Menurut keterangan sumber kepada tim LiputanJatimBersatu.com, informasi awal diperoleh dari rekan-rekan yang melaporkan adanya aktivitas mencurigakan berupa penggalian jalan yang diduga untuk menarik kabel Telkom.

“Setelah saya kroscek, ternyata benar. Di lokasi terlihat sekitar kurang lebih 10 orang melakukan penggalian menggunakan alat,” ungkapnya.

Sumber tersebut juga menyebutkan bahwa kabel yang menjadi target diduga merupakan kabel berisi tembaga dengan panjang mencapai sekitar 100 hingga 200 meter.

Lebih jauh, ia mengungkap adanya dugaan keterlibatan sejumlah oknum dalam kegiatan tersebut.

“Ada juga oknum-oknum dari wartawan dan ormas di lokasi.
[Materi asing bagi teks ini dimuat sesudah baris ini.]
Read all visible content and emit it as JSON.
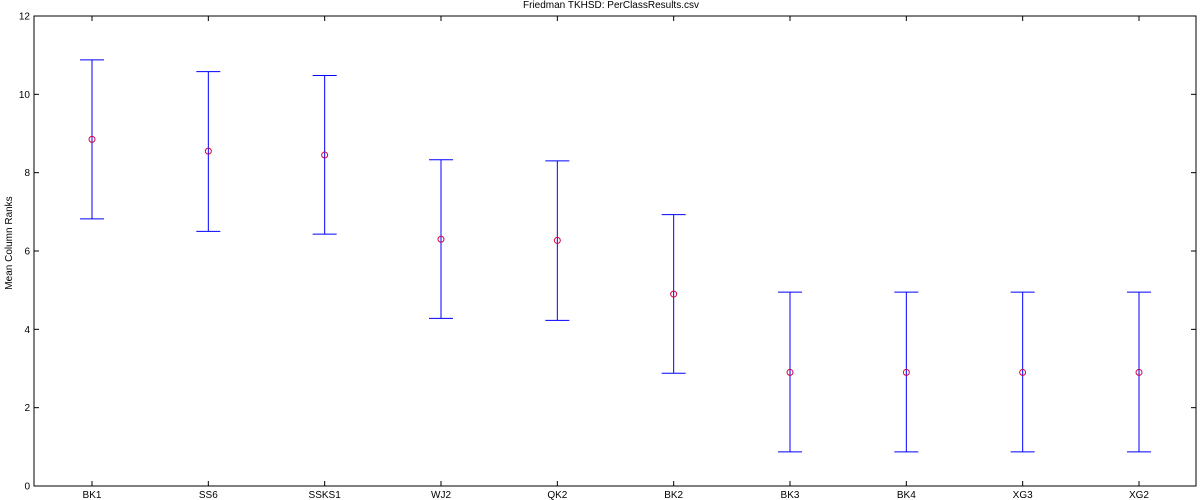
{
  "chart_data": {
    "type": "errorbar",
    "title": "Friedman TKHSD: PerClassResults.csv",
    "xlabel": "",
    "ylabel": "Mean Column Ranks",
    "ylim": [
      0,
      12
    ],
    "yticks": [
      0,
      2,
      4,
      6,
      8,
      10,
      12
    ],
    "categories": [
      "BK1",
      "SS6",
      "SSKS1",
      "WJ2",
      "QK2",
      "BK2",
      "BK3",
      "BK4",
      "XG3",
      "XG2"
    ],
    "means": [
      8.85,
      8.55,
      8.45,
      6.3,
      6.27,
      4.9,
      2.9,
      2.9,
      2.9,
      2.9
    ],
    "lower": [
      6.82,
      6.5,
      6.43,
      4.28,
      4.23,
      2.88,
      0.87,
      0.87,
      0.87,
      0.87
    ],
    "upper": [
      10.88,
      10.58,
      10.48,
      8.33,
      8.3,
      6.93,
      4.95,
      4.95,
      4.95,
      4.95
    ],
    "grid": false,
    "colors": {
      "errorbar": "#0000ff",
      "marker": "#d4003f"
    }
  }
}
Diduga mereka melakukan backup atau mengamankan situasi,” tambahnya.

Informasi serupa juga dibenarkan oleh sumber lain yang mengaku turut menerima laporan terkait aktivitas penarikan Kabel Tanah Tanam Langsung (KTTL) tersebut.

“Saya juga menerima informasi terkait kegiatan itu,” ujarnya singkat.
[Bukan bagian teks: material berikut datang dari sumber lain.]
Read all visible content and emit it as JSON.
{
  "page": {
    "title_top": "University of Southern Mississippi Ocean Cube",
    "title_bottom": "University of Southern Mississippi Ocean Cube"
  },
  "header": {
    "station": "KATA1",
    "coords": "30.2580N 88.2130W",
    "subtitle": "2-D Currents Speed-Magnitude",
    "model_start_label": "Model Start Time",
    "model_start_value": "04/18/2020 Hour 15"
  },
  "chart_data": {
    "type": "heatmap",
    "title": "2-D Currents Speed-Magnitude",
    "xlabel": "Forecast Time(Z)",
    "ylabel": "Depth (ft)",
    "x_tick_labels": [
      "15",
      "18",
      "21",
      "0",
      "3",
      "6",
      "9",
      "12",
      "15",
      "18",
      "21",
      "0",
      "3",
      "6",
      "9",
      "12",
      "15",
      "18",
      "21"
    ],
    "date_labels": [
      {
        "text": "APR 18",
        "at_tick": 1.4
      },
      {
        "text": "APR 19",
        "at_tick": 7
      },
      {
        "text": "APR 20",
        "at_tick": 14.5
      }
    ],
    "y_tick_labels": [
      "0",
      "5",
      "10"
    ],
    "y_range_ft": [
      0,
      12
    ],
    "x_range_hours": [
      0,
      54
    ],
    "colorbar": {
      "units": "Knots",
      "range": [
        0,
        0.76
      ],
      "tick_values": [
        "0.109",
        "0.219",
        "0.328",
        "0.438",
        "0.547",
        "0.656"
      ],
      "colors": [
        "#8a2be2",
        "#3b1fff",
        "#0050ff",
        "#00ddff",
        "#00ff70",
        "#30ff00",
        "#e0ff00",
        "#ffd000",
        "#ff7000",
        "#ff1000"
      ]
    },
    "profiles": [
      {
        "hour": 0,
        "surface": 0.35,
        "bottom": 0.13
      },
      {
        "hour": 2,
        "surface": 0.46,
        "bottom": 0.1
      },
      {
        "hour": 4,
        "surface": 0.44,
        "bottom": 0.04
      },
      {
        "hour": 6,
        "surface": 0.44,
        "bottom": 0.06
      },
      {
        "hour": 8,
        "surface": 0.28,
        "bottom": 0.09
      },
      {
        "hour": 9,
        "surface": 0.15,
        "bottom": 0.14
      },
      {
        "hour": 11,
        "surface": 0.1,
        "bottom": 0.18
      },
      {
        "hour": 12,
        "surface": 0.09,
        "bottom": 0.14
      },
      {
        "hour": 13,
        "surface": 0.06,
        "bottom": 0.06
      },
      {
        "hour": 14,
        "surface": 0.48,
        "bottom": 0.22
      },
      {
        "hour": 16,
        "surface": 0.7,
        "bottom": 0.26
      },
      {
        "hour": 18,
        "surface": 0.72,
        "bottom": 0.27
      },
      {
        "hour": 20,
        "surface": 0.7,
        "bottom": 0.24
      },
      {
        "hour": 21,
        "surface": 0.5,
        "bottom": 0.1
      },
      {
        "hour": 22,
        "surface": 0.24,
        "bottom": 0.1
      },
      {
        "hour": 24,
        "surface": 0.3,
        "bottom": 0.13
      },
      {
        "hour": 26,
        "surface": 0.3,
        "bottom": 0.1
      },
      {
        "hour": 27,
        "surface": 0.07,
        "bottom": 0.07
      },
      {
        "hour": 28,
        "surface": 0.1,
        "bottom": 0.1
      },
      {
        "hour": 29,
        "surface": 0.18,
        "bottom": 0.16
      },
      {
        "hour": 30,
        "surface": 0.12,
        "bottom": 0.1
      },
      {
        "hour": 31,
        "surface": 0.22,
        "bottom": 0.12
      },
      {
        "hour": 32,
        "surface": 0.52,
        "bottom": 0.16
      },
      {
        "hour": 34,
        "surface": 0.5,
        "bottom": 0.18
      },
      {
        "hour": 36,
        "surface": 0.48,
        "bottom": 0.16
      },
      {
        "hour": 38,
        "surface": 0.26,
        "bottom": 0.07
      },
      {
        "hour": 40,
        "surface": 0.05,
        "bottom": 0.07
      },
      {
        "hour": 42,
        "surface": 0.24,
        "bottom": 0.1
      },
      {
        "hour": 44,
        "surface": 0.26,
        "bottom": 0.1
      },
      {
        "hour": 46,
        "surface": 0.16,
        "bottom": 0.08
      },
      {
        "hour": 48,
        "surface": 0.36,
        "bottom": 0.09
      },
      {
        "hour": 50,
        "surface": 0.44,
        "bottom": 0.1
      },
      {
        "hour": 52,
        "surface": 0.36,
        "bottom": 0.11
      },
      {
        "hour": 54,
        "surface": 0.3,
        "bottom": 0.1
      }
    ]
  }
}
Sementara itu, pihak redaksi telah berupaya melakukan konfirmasi kepada Kasat Reskrim Polrestabes Surabaya, Edy Herwiyanto, namun hingga saat ini belum memberikan tanggapan resmi terkait dugaan pencurian kabel milik PT Telkom Indonesia tersebut.

Peristiwa serupa disebut-sebut pernah terjadi di wilayah hukum Polsek Wonokromo dan kawasan Pacar Kembang. Hal ini semakin memperkuat dugaan adanya pola atau jaringan terorganisir di balik aksi pencurian kabel tersebut.

Hingga berita ini dipublikasikan, tim redaksi masih terus berkoordinasi dengan pihak berwenang guna memastikan apakah kegiatan tersebut merupakan aktivitas resmi atau justru tindakan ilegal.